Imad Mughniyeh
Imad Fayez Mughniyeh (1962 – 13 February 2008) was a Lebanese militant and chief of Hezbollah's external security and operations apparatus, who orchestrated a series of deadly attacks against U.S., Israeli, and other Western targets spanning the 1980s through the 1990s.[1][2]
Born in southern Lebanon, Mughniyeh began his militant career as a sniper in Yasser Arafat's Fatah forces during the 1970s before helping to establish Hezbollah amid Israel's 1982 invasion of Lebanon, where he directed suicide bombings of the U.S. Embassy and Marine barracks in Beirut that killed more than 350 people, as well as the 1985 hijacking of TWA Flight 847 and the kidnapping and murder of CIA station chief William Buckley.[1][1]

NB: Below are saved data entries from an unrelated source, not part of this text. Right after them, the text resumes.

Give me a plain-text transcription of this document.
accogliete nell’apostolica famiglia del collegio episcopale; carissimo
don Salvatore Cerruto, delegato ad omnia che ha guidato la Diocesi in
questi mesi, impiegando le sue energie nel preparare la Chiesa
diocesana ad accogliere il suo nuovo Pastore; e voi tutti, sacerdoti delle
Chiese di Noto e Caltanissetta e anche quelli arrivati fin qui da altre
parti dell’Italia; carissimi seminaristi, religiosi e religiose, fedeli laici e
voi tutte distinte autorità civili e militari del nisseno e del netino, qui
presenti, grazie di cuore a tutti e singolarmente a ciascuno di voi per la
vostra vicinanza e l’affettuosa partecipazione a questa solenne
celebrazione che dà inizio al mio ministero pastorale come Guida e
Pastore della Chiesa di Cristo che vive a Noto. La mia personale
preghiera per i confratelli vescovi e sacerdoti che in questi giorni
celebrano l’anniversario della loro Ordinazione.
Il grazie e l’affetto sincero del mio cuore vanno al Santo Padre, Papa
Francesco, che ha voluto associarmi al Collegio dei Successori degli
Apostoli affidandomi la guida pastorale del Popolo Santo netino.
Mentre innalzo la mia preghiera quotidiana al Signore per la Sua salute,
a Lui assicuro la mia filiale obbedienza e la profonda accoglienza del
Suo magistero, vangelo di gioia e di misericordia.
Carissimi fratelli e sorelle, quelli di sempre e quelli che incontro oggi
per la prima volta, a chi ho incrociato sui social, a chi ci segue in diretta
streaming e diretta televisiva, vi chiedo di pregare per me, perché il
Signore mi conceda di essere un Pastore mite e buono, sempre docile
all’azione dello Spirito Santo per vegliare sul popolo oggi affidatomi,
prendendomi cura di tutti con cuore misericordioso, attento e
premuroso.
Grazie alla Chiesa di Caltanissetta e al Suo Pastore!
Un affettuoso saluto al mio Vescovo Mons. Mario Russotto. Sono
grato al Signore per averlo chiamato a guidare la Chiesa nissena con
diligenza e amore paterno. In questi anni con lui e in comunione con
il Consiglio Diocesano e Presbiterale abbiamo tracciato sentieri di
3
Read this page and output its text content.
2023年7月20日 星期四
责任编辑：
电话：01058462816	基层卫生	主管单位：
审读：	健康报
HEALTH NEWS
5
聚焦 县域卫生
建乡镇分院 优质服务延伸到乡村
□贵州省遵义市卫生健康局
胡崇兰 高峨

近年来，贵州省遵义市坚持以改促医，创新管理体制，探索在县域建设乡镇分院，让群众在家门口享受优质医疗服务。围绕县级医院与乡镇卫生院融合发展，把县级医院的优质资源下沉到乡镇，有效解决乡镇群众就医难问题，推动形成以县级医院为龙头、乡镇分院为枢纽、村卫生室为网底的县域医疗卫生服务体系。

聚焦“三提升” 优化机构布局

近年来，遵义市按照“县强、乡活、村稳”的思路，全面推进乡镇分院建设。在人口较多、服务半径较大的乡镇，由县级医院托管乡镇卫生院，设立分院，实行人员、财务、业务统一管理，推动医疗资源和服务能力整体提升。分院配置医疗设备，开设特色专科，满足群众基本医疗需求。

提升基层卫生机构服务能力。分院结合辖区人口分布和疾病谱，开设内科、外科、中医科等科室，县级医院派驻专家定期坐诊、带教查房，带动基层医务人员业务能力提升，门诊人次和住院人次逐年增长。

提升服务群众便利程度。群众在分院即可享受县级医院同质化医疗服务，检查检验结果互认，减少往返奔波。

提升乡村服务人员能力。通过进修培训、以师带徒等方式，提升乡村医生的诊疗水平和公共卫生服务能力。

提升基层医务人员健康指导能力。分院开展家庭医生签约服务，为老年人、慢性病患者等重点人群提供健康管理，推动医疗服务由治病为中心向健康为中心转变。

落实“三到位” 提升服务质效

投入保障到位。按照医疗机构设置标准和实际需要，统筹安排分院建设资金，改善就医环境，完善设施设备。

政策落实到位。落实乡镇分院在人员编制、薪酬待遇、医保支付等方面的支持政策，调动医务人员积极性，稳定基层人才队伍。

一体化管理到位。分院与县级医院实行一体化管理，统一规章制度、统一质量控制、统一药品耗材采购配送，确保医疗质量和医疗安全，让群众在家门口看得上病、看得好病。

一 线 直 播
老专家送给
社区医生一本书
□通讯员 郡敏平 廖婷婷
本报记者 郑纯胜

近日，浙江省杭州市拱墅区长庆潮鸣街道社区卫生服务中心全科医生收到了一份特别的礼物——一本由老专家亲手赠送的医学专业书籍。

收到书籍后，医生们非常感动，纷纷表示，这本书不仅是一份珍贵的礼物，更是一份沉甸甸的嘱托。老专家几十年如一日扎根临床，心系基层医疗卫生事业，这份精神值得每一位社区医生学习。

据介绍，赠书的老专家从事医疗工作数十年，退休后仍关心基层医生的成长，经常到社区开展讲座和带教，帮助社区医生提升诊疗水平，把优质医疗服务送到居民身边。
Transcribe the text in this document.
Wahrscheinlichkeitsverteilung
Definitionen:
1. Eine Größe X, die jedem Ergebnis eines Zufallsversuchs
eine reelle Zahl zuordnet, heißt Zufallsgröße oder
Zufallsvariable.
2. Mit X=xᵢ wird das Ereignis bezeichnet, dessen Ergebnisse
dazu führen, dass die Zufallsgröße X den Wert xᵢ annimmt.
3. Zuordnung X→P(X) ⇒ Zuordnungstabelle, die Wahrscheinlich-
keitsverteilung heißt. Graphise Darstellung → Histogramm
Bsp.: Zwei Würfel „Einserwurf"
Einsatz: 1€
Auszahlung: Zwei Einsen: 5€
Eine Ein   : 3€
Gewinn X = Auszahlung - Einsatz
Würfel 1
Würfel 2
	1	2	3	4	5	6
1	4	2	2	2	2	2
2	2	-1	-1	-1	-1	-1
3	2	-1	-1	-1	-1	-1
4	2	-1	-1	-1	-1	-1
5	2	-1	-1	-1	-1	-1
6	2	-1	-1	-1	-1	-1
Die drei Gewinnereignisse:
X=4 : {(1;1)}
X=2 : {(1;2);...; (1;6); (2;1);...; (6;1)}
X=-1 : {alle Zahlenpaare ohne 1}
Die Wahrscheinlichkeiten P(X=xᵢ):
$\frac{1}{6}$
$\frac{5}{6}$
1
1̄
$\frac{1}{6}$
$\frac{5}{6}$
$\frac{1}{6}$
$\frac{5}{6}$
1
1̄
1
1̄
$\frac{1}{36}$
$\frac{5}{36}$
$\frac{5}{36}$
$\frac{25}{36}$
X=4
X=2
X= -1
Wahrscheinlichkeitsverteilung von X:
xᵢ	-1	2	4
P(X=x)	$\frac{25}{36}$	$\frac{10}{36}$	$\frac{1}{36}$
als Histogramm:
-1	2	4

His operations extended to the 1992 bombing of Israel's embassy in Buenos Aires and the 1994 attack on the AMIA Jewish community center in Argentina, prompting his indictment in absentia and designation as a specially designated global terrorist by the U.S. government, which offered a $5 million reward for information leading to his capture.[1][2]
Mughniyeh evaded capture for decades through elaborate security measures until his assassination via car bomb in Damascus, Syria, on 13 February 2008, an act later confirmed by former Israeli Prime Minister Ehud Olmert as carried out by Israeli intelligence.[3][4]